As the first chart shows, the provinces also report higher real growth rates. On a weighted average basis it was 7.73 per cent for 2015 as opposed to the national 6.9 per cent. This 0.83 per cent growth premium was actually on the low side. The 10-year average is about 1.8 per cent over the national figure.

Thus we can start on our course to double-digit growth rates by no longer calculating GDP at the national level. Far better results are achievable by doing so at the provincial level and adding them all up.

But we can do even better than this. GDP in the mainland is also calculated at the prefecture level. When you calculate the weighted GDP growth rates of, for instance, Guangdong province, you find, as the second chart shows, that once again the sum of the parts is greater than the whole. The prefectures outperformed the province by an average of 1.5 per cent over the last ten years.

A quick eyeballing of the figures tells me that Guangdong is not unique. Prefectures do better than their provinces almost everywhere.

So add it all up. If we get 6.8 per cent growth at the national level this year, we can boost it to 8.6 per cent by counting at the provincial level. If we ignore the provincial as well as the national and count only at the prefecture level we can raise it another 1.5 to 10.1 per cent.

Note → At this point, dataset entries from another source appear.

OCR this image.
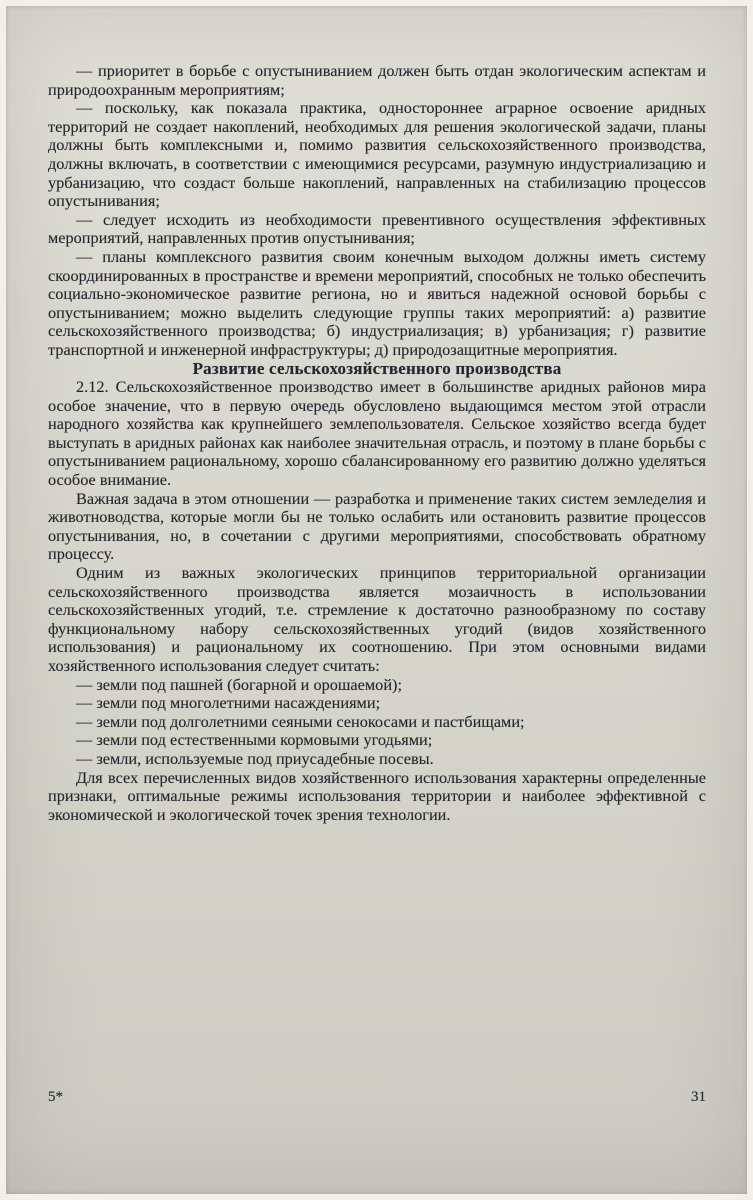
— приоритет в борьбе с опустыниванием должен быть отдан экологическим аспектам и природоохранным мероприятиям;

— поскольку, как показала практика, одностороннее аграрное освоение аридных территорий не создает накоплений, необходимых для решения экологической задачи, планы должны быть комплексными и, помимо развития сельскохозяйственного производства, должны включать, в соответствии с имеющимися ресурсами, разумную индустриализацию и урбанизацию, что создаст больше накоплений, направленных на стабилизацию процессов опустынивания;

— следует исходить из необходимости превентивного осуществления эффективных мероприятий, направленных против опустынивания;

— планы комплексного развития своим конечным выходом должны иметь систему скоординированных в пространстве и времени мероприятий, способных не только обеспечить социально-экономическое развитие региона, но и явиться надежной основой борьбы с опустыниванием; можно выделить следующие группы таких мероприятий: а) развитие сельскохозяйственного производства; б) индустриализация; в) урбанизация; г) развитие транспортной и инженерной инфраструктуры; д) природозащитные мероприятия.

Развитие сельскохозяйственного производства

2.12. Сельскохозяйственное производство имеет в большинстве аридных районов мира особое значение, что в первую очередь обусловлено выдающимся местом этой отрасли народного хозяйства как крупнейшего землепользователя. Сельское хозяйство всегда будет выступать в аридных районах как наиболее значительная отрасль, и поэтому в плане борьбы с опустыниванием рациональному, хорошо сбалансированному его развитию должно уделяться особое внимание.

Важная задача в этом отношении — разработка и применение таких систем земледелия и животноводства, которые могли бы не только ослабить или остановить развитие процессов опустынивания, но, в сочетании с другими мероприятиями, способствовать обратному процессу.

Одним из важных экологических принципов территориальной организации сельскохозяйственного производства является мозаичность в использовании сельскохозяйственных угодий, т.е. стремление к достаточно разнообразному по составу функциональному набору сельскохозяйственных угодий (видов хозяйственного использования) и рациональному их соотношению. При этом основными видами хозяйственного использования следует считать:

— земли под пашней (богарной и орошаемой);

— земли под многолетними насаждениями;

— земли под долголетними сеяными сенокосами и пастбищами;

— земли под естественными кормовыми угодьями;

— земли, используемые под приусадебные посевы.

Для всех перечисленных видов хозяйственного использования характерны определенные признаки, оптимальные режимы использования территории и наиболее эффективной с экономической и экологической точек зрения технологии.

5*	31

There you go. Double-digit growth just like that. And if 10.1 is too slim a margin of double-digit territory, I recommend going another step down and calculating GDP at the individual street level. That should be good enough for at least another 1 per cent boost.

There were some other gems as well in the latest GDP figures. Hebei province reported 1.3 per cent nominal growth but 6.8 per cent real growth. Oh, those poor Hebei-ans, suffering from such very, very deep deflation.

And Gansu province actually showed a slight decline in nominal GDP. Gansu’s solution: Don’t report a growth figure. Just hold off until it all blows over.

My solution: Adopt the Hebei option. Complain of an even deeper deflation. That way Gansu’s problems are over immediately and the provincial governor keeps his job. So easy.

I think this coming year is likely to see more of mainland statisticians looking at truth as a commodity rather than a virtue.